Online Defamation – No Limitation Period?
Out-Law.com reports today that the European Court of Human Rights upheld an English defamation case in which the publication had been online for more than the usual one-year limitation period for defamation suits. [Case of Times Newspapers Ltd (Nos. 1 And 2) v. The United Kingdom]
Though the limitation period runs from publication, each time a web site is accessed is considered a new publication. Thus the limitation period never expires for an online publication.
Does this make sense? (Out-law.com, a publication of the Pinsents law firm in the UK, does not think so.)
On the other hand, print materials tend to grow out of date and inaccessible, particularly periodicals. The Internet never forgets, and with search engines and the Internet Archive, it is pretty easy to resurrect an ancient libel.
I presume Canadian common law is the same as in England on this point. Is that right? (Canadian limitation periods for libel vary from six months to a couple of years, or more. But that wouldn’t matter for online defamation if the periods are restarted every time someone looks at the defamatory text.) American law applies its first publication rule to the Internet as well, so something could be online forever but the person defamed can be statute-barred from any legal remedy.
Views?
There is a good discussion of the US and Commonwealth positions in Carter v. B.C. Federation of Foster Parents Assn., 2005 BCCA 398.
Mr. Justice Hall decides that policy reasons favour following the UK/Commonwealth rule: “…I do not consider that it would be appropriate for this Court to adopt the American rule over the rule that seems to be generally accepted throughout the Commonwealth; namely, that each publication of a libel gives a fresh cause of action.” The policy reason is the societal interest in not barring a person’s claim while the defamatory publication is still available online. That seems reasonable to me.
It is clearly a policy decision rather than a linguistic one to decide that a text on an internet site is published each time someone looks at it, though ‘publication’ in defamation law means communicate to anyone, even a single person, beyond the target of the defamation.
It is not a policy decision that is made about books. Each time someone buys a book with defamation in it, or takes it out of the library, the limitation period does not start afresh.
I could understand an argument that the Internet is more accessible than books in stores (for a while, except for the most successful) or libraries. At least courts and commentators should be clear about what they are doing.
How does a ‘publisher’ of defamation online stop publishing, once it is brought to his/her/its attention that the defamation should not have been published (by whatever means)? One can take a document off one’s own web site, or clean it up, but information (however false) tends to spread. One cannot control mirror sites or others who copy the nastiness.
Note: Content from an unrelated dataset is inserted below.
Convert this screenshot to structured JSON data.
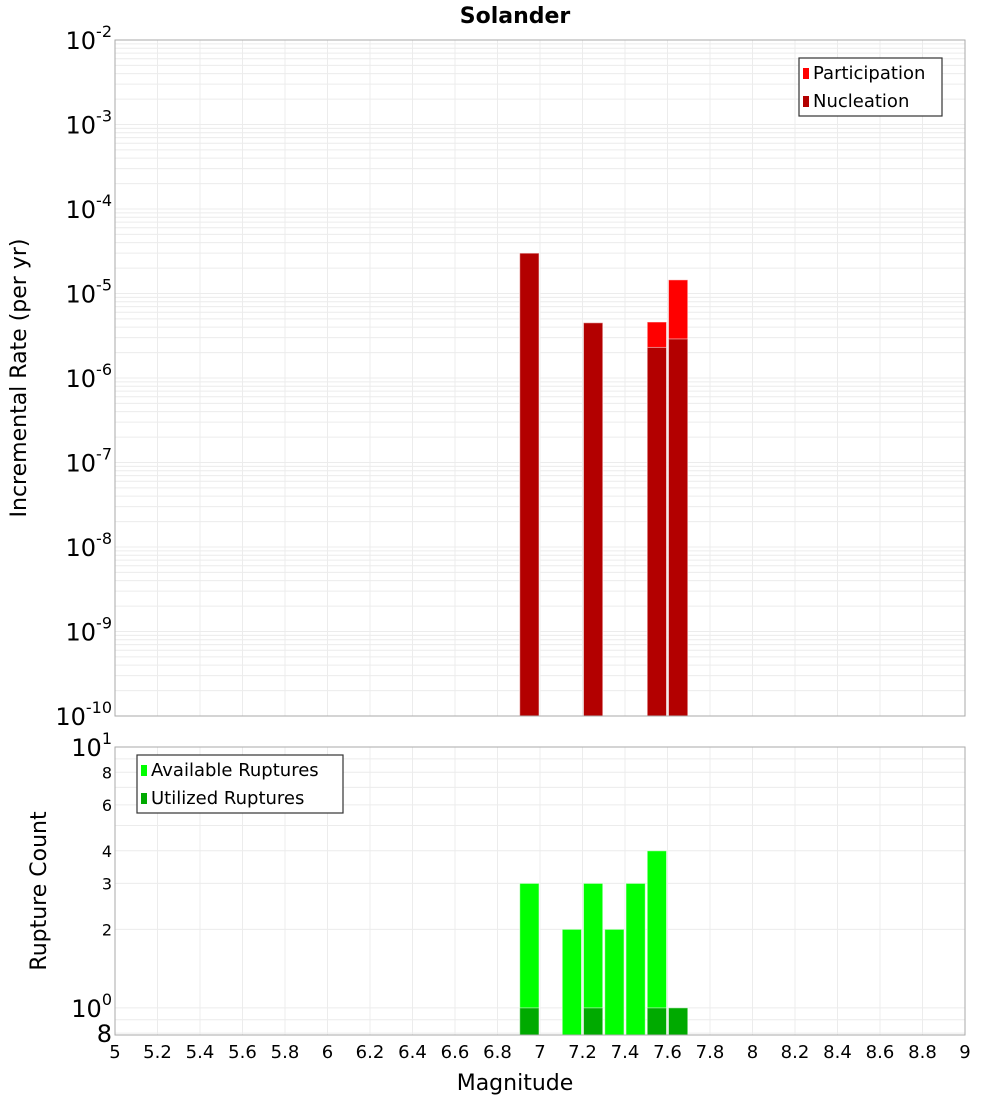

Would it make sense to have the ‘permanent publication’ rule apply only to more or less official sources of the defamation, and not for everywhere it turns up? Or would that protection expose the person defamed to too much risk?
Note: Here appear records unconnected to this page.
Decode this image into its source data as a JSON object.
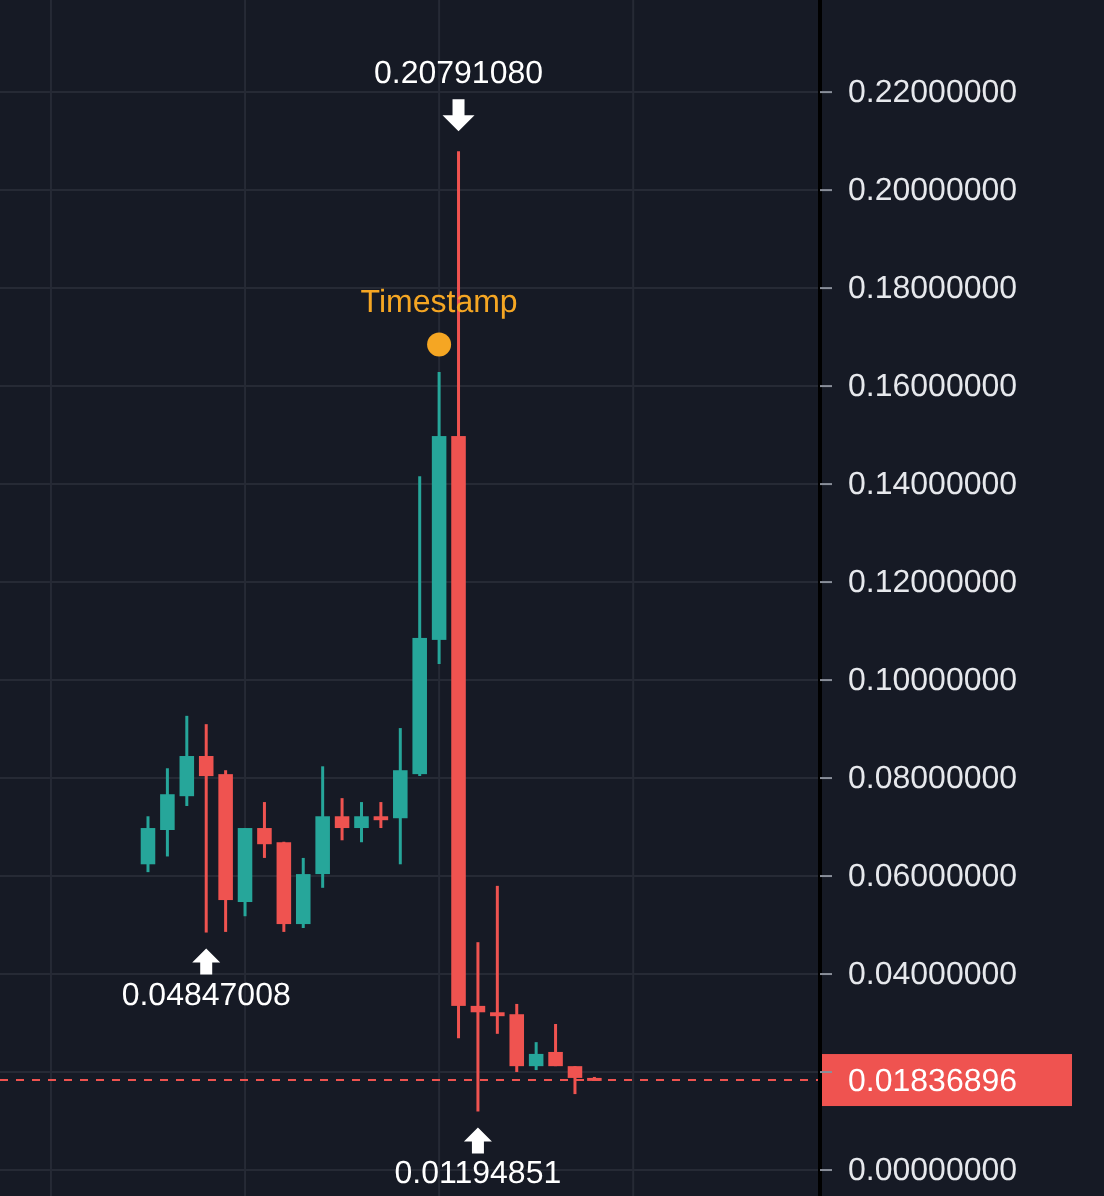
{
  "chart_data": {
    "type": "candlestick",
    "categories": [
      null,
      null,
      null,
      null,
      null,
      null,
      null,
      null,
      null,
      null,
      null,
      null,
      null,
      null,
      null,
      null,
      null,
      null,
      null,
      null,
      null,
      null,
      null,
      null,
      null,
      null,
      null,
      null,
      null,
      null,
      null,
      null,
      null,
      null,
      null,
      null,
      null,
      null,
      null,
      null,
      null,
      null
    ],
    "ohlc": [
      null,
      null,
      null,
      null,
      null,
      null,
      null,
      [
        0.0624,
        0.0722,
        0.0608,
        0.0698
      ],
      [
        0.0694,
        0.082,
        0.064,
        0.0767
      ],
      [
        0.0763,
        0.0927,
        0.0743,
        0.0845
      ],
      [
        0.0845,
        0.091,
        0.04847008,
        0.0804
      ],
      [
        0.0808,
        0.0816,
        0.0486,
        0.0551
      ],
      [
        0.0547,
        0.0698,
        0.0518,
        0.0698
      ],
      [
        0.0698,
        0.0751,
        0.0637,
        0.0665
      ],
      [
        0.0669,
        0.067,
        0.0486,
        0.0502
      ],
      [
        0.0502,
        0.0637,
        0.0494,
        0.0604
      ],
      [
        0.0604,
        0.0824,
        0.0576,
        0.0722
      ],
      [
        0.0722,
        0.0759,
        0.0673,
        0.0698
      ],
      [
        0.0698,
        0.0751,
        0.0669,
        0.0722
      ],
      [
        0.0722,
        0.0751,
        0.0698,
        0.0714
      ],
      [
        0.0718,
        0.0902,
        0.0624,
        0.0816
      ],
      [
        0.0808,
        0.1416,
        0.0804,
        0.1086
      ],
      [
        0.1082,
        0.1629,
        0.1033,
        0.1498
      ],
      [
        0.1498,
        0.2079108,
        0.0269,
        0.0335
      ],
      [
        0.0335,
        0.0465,
        0.01194851,
        0.0322
      ],
      [
        0.0322,
        0.058,
        0.0278,
        0.0314
      ],
      [
        0.0318,
        0.0339,
        0.02,
        0.0212
      ],
      [
        0.0212,
        0.0261,
        0.0204,
        0.0237
      ],
      [
        0.0241,
        0.0298,
        0.0212,
        0.0212
      ],
      [
        0.0212,
        0.0212,
        0.0155,
        0.0188
      ],
      [
        0.0188,
        0.019,
        0.0183,
        0.01836896
      ],
      null,
      null,
      null,
      null,
      null,
      null,
      null,
      null,
      null,
      null,
      null
    ],
    "colors": [
      null,
      null,
      null,
      null,
      null,
      null,
      null,
      "#26a69a",
      "#26a69a",
      "#26a69a",
      "#ef5350",
      "#ef5350",
      "#26a69a",
      "#ef5350",
      "#ef5350",
      "#26a69a",
      "#26a69a",
      "#ef5350",
      "#26a69a",
      "#ef5350",
      "#26a69a",
      "#26a69a",
      "#26a69a",
      "#ef5350",
      "#ef5350",
      "#ef5350",
      "#ef5350",
      "#26a69a",
      "#ef5350",
      "#ef5350",
      "#ef5350",
      null,
      null,
      null,
      null,
      null,
      null,
      null,
      null,
      null,
      null,
      null
    ],
    "ylim": [
      -0.0053,
      0.2388
    ],
    "yticks": [
      {
        "value": 0,
        "label": "0.00000000"
      },
      {
        "value": 0.02,
        "label": null
      },
      {
        "value": 0.04,
        "label": "0.04000000"
      },
      {
        "value": 0.06,
        "label": "0.06000000"
      },
      {
        "value": 0.08,
        "label": "0.08000000"
      },
      {
        "value": 0.1,
        "label": "0.10000000"
      },
      {
        "value": 0.12,
        "label": "0.12000000"
      },
      {
        "value": 0.14,
        "label": "0.14000000"
      },
      {
        "value": 0.16,
        "label": "0.16000000"
      },
      {
        "value": 0.18,
        "label": "0.18000000"
      },
      {
        "value": 0.2,
        "label": "0.20000000"
      },
      {
        "value": 0.22,
        "label": "0.22000000"
      }
    ],
    "tick_labels": "y",
    "grid": true,
    "ref_lines": [
      {
        "axis": "y",
        "value": 0.01836896,
        "label": "0.01836896",
        "color": "#ef5350",
        "line_style": "dashed"
      }
    ],
    "annotations": [
      {
        "text": "0.20791080",
        "y": 0.2079108
      },
      {
        "text": "0.04847008",
        "y": 0.04847008
      },
      {
        "text": "0.01194851",
        "y": 0.01194851
      },
      {
        "text": "Timestamp",
        "y": 0.1685
      }
    ]
  }
}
It’s a good question with two parts neither of which I can find settled law on.
First, is the net a “publication” or a “broadcast”? Bahlieda v. Santa, (2003), 233 D.L.R. (4th) 382; 68 O.R. (3d) 115; 20 C.C.L.T. (3d) 297; 28 C.P.R. (4th) Ont. C.A. per McMurtry, C.J.O., Goudge J.A. and Gillese J.A.
suggests that it is a broadcast with limitation periods appropriate to such. But this is a 2003 decision and I’ve not the time to update it.
Second, and again looking at Ontario, s. 5 starts the clock when the plaintiff becomes aware of a defamatory statement in a “newspaper” or a “broadcast”. The clock runs for six weeks. I wonder if “becomes aware” may be operative regardless of the determination as to broadcast.
There is also the interesting question of whether an article posted in British Columbia to a website hosted on a server in Denmark but read in Ontario is either a “newspaper” or “broadcast” under the Act.
If the period “starts afresh” we run into some very real problems. The most basic of these is the existence of “Google cache”. Essentially, Google keeps a copy of virtually everything which is published on even lightly trafficked sites so even if a person were to pull down a defamatory statement it would persist in Google cache where it might be found by search several years after the initial take down. As well, a defamatory statement might well make it into search results themselves notwithstanding the removal of the initial material. Plus, and this makes it all the more interesting, individual ISPs often keep copies of frequently searched pages on their own servers.